Только не подумайте, что меня ожесточила трагическая судьба (что случилось с моей матерью, я узнал гораздо позднее): я пережил один счастливый день, надолго затмивший собою все, что выпадает обычно на счастье простому смертному. Не знаю, знакома ли вам такая подлинная душевная, пламенная набожность — до тех пор я тоже об этом не догадывался, — но в тот день, когда Вассори покончил с собой, я стоял внизу в лавке и видел, как «он» получил об этом известие: принял его «тупо», как должен был бы принять на веру профан, не ведающий про истинный театр жизни. Больше часа оставался он безучастен — его кроваво-красная губа на самую малость поднялась выше, чем обычно, и взгляд какой-то такой… такой… ну, такой… как-то странно повернутый в себя. Тогда-то я и ощутил запах ладана от взмахнувшего крылами архангела. Знаете статую скорбящей Богоматери на фронтоне Тынского храма? Там пал я ниц, и сумрак церковного притвора объял мою душу…
Едва я посмотрел в большие печальные глаза Хароузека, полные слез, мне тут же вспомнились слова Гиллеля о неисповедимости глухих тропинок, которыми шагают братья смерти.
Хароузек продолжал:
— Внешние обстоятельства, «оправдывающие» мою ненависть или понятные официально оплачиваемому судье возможно, вам будут неинтересны: факты всегда выглядят как верстовые столбы, но и они все-таки лишь пустая скорлупа.
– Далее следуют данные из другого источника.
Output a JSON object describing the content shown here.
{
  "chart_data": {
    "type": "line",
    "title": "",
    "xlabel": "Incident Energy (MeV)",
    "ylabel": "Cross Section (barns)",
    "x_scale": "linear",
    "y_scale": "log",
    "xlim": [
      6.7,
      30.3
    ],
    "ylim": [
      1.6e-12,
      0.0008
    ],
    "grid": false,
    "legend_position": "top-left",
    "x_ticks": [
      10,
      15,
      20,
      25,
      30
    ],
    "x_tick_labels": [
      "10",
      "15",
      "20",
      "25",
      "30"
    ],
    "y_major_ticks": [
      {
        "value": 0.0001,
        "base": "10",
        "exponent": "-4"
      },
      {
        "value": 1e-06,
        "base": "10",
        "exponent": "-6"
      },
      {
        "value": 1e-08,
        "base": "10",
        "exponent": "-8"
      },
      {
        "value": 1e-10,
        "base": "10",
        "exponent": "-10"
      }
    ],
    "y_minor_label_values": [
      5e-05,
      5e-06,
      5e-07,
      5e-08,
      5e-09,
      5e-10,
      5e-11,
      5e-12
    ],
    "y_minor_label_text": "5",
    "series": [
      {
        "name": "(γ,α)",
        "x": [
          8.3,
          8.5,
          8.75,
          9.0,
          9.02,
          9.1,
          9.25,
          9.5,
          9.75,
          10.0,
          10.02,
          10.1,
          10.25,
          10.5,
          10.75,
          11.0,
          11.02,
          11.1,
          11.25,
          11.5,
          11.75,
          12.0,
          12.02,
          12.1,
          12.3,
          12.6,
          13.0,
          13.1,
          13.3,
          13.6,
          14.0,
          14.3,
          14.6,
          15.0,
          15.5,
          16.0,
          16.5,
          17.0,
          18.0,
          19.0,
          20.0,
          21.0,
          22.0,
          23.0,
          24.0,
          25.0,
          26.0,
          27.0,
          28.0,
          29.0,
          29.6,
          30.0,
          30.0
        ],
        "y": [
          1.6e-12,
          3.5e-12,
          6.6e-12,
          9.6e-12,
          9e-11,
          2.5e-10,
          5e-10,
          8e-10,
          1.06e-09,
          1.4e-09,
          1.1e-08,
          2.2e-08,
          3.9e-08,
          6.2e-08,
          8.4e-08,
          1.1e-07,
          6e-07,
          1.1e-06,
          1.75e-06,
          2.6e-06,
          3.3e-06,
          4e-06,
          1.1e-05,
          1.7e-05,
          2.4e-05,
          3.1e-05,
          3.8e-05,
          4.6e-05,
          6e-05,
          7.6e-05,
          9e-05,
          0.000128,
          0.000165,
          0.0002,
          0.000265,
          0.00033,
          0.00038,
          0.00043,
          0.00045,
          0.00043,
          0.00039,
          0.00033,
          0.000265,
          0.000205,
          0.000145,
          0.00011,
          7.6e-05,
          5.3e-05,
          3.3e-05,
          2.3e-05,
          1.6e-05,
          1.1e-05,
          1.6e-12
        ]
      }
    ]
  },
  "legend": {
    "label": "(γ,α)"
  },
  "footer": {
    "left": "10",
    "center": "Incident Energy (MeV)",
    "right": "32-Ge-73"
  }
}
Факты — холостые выстрелы в потолок пробками из бутылок шампанского, производимые лишь хвастунами и принимаемые за суть пирушки только придурками. Всевозможными дьявольскими средствами, привычными для подобных Вассертруму, он охмурял мою мать, чтобы она покорилась ему, — если это не выглядело гораздо хуже. И потом — ну да, — а потом он продал ее в публичный дом, что было не так уж трудно сделать, если ходишь в компаньонах с полицией. Но не потому, что она ему надоела, о нет! Мне известно пристанище его сердца. В день, когда он ее продал, он в ужасе осознал, как на самом деле горячо ее любил. Подобные ему, видимо, действуют под влиянием абсурда, но всегда одинаково. Алчность пробуждается в нем, когда кто-то приходит и покупает в его лавке что-то за высокую цену: он лишь ощущает неизбежность «расплаты». Охотнее всего он подавил бы в себе понятие «иметь» и мог бы придумать себе идеал, чтобы когда-нибудь растворить его в абстрактном понятии «собственность».
И тогда до размеров гигантской горы в нем вырос страх оттого, что он «больше не верит самому себе», что в любви надо отдавать не по долгу, а по доброй воле: почувствовал в себе присутствие того незримого, что сковывало его волю, или то, о чем он думает, что должно быть его волей. Таково было начало. Что случилось позже, произошло автоматически. Так щука вынуждена волей-неволей автоматически щелкать зубами, если в подходящий момент мимо нее проплывает блестящий предмет.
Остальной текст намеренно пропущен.